Emerging Therapies in HER 2-Positive Metastatic Breast Cancer - Episode 18
Transcript:
Sara A. Hurvitz, MD: Fortunately for patients and unfortunately for clinicians, I think in 5 years we’re going to have even more agents and more therapies available to us. And we’re going to have to select the sequence of agents, hopefully guided by well-designed clinical trials. I do think we’re going to see a shift to the THP [paclitaxel, trastuzumab, pertuzumab] regimen, which is now being used in early-line neoadjuvant and adjuvant settings often, and a shift to the use of T-DM1 [trastuzumab emtansine] in the adjuvant setting. We’re going to see a lot of patients who develop metastatic breast cancer who have already seen those drugs. Naturally, we’re going to see third-line agents move up into the first-line setting. But given that 30% to 40% of our patients, in the United States at least, develop de novo metastatic HER2 [human epidermal growth factor receptor 2]—positive breast cancer, we’ll still be using trastuzumab-pertuzumab and T-DM1.
I think in 5 years, we’re going to start to see phase III evidence that may challenge the current positions in the frontline and second-line settings. We might see DS-8201 [trastuzumab deruxtecan] in the first line or second line. We might see tucatinib in 1 of these lines. I’m most excited actually to explore whether tucatinib can mitigate or prevent the development of CNS [central nervous system] metastases. My hope—and it’s quite a high hope, because it requires 2 companies coming together—would be that we would see a combination of something like DS-8201 with tucatinib, taking the efficacy strengths of both molecules to help improve outcomes for patients.
William J. Gradishar, MD: In five years, we’re likely to have new strategies to treat breast cancer broadly and HER2-positive disease specifically. I anticipate that the drugs we talked about today will, at least many of them, be approved. One of the things that inevitably happens as you develop drugs is that the goal is always to move them up in the algorithm. In other words, they’re pretty traditionally developed in metastatic disease, and then they start moving toward earlier in metastatic disease. Where everybody wants to get their drug is in the adjuvant setting for a variety of reasons. There are more patients.

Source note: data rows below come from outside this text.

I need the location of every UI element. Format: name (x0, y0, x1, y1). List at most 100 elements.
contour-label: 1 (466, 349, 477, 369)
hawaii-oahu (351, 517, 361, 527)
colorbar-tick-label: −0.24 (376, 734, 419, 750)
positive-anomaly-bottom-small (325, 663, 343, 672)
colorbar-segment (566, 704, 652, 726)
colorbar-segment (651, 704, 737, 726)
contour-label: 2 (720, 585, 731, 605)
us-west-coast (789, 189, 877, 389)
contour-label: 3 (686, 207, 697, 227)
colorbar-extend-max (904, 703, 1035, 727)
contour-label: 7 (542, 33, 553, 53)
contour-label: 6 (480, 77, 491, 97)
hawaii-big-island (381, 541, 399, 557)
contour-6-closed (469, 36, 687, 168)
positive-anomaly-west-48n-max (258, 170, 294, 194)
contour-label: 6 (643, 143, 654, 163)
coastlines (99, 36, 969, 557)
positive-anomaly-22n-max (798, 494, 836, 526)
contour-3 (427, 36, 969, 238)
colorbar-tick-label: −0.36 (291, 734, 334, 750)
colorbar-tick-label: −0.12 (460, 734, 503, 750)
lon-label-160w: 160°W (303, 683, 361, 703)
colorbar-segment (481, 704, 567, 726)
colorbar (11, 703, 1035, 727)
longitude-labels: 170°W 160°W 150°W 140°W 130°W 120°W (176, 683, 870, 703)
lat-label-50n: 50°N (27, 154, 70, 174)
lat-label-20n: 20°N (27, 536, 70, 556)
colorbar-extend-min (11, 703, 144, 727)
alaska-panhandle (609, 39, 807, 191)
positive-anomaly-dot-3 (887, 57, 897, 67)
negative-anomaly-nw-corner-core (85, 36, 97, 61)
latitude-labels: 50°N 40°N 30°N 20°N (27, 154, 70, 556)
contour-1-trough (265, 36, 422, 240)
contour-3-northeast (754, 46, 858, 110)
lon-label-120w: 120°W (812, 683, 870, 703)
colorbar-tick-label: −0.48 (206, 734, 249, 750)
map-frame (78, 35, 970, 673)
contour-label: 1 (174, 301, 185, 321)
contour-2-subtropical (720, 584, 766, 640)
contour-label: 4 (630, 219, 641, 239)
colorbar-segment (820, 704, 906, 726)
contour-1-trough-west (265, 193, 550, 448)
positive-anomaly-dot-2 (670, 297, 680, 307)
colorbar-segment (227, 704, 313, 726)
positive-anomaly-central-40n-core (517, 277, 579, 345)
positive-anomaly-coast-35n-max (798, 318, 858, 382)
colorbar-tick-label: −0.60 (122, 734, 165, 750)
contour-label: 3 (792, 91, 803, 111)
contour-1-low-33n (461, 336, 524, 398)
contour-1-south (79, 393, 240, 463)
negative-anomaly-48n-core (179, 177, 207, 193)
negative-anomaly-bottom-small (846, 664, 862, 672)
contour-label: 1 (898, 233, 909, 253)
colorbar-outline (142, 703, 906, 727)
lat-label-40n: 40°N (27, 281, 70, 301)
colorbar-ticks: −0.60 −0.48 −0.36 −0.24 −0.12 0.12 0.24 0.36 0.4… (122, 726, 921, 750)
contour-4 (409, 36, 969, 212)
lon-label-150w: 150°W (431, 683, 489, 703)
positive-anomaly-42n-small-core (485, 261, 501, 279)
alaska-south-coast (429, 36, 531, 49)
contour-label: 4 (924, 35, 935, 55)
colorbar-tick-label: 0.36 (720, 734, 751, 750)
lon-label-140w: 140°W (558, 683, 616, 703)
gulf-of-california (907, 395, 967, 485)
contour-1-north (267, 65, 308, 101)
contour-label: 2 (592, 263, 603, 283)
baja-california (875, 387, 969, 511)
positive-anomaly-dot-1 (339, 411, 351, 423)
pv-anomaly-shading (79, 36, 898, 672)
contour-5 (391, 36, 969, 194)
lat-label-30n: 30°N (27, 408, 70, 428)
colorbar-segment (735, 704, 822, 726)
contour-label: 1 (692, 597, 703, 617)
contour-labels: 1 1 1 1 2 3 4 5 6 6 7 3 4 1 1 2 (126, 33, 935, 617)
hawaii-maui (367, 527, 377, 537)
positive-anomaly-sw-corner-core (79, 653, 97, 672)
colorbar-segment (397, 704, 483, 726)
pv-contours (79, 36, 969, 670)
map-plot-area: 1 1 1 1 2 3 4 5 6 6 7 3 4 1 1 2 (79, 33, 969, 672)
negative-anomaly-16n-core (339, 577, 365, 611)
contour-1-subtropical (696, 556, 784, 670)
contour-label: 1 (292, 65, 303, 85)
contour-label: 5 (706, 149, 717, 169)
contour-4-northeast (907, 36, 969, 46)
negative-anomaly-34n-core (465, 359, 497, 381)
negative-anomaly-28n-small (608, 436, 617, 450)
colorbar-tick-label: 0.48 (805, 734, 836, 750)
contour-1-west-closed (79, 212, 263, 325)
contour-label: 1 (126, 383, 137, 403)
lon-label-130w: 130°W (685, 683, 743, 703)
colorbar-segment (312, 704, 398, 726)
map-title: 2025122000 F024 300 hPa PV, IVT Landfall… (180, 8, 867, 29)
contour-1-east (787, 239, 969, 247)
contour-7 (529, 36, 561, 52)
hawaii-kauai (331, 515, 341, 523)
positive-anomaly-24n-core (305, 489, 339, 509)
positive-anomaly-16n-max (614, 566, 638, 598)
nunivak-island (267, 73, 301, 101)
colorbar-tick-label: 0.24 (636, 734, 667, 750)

Most important, if they show a significant efficacy in the metastatic disease setting, the question is, can you diminish the number of patients who will ultimately recur? In other words, you’re curing more patients. For all the drugs that we’re talking about—if they’re effective, if they’re approved—there are likely going to be trials looking at them earlier and earlier. And 2 things will come of that. One is, hopefully, there will be fewer patients with metastatic disease, which is a good thing. But in those patients who do develop recurrent disease, we’ll have to have new strategies. I think 1 of the things that we talked about earlier is looking at novel combinations of HER2-directed therapy with immune therapy as a way of enhancing our own immune systems to treat cancer.
We will likely continue to have new drugs developed: antibody-drug conjugates, novel TKIs [tyrosine kinase inhibitors], probably even antibodies that are different. We talked about bispecific antibodies earlier. And whether these strategies pan out, we’ll see. But I think that by virtue of moving the existing drugs up, we’re going to have to fill that void with newer drugs, and that’s really the subject of the clinical research that is just starting with some of these compounds.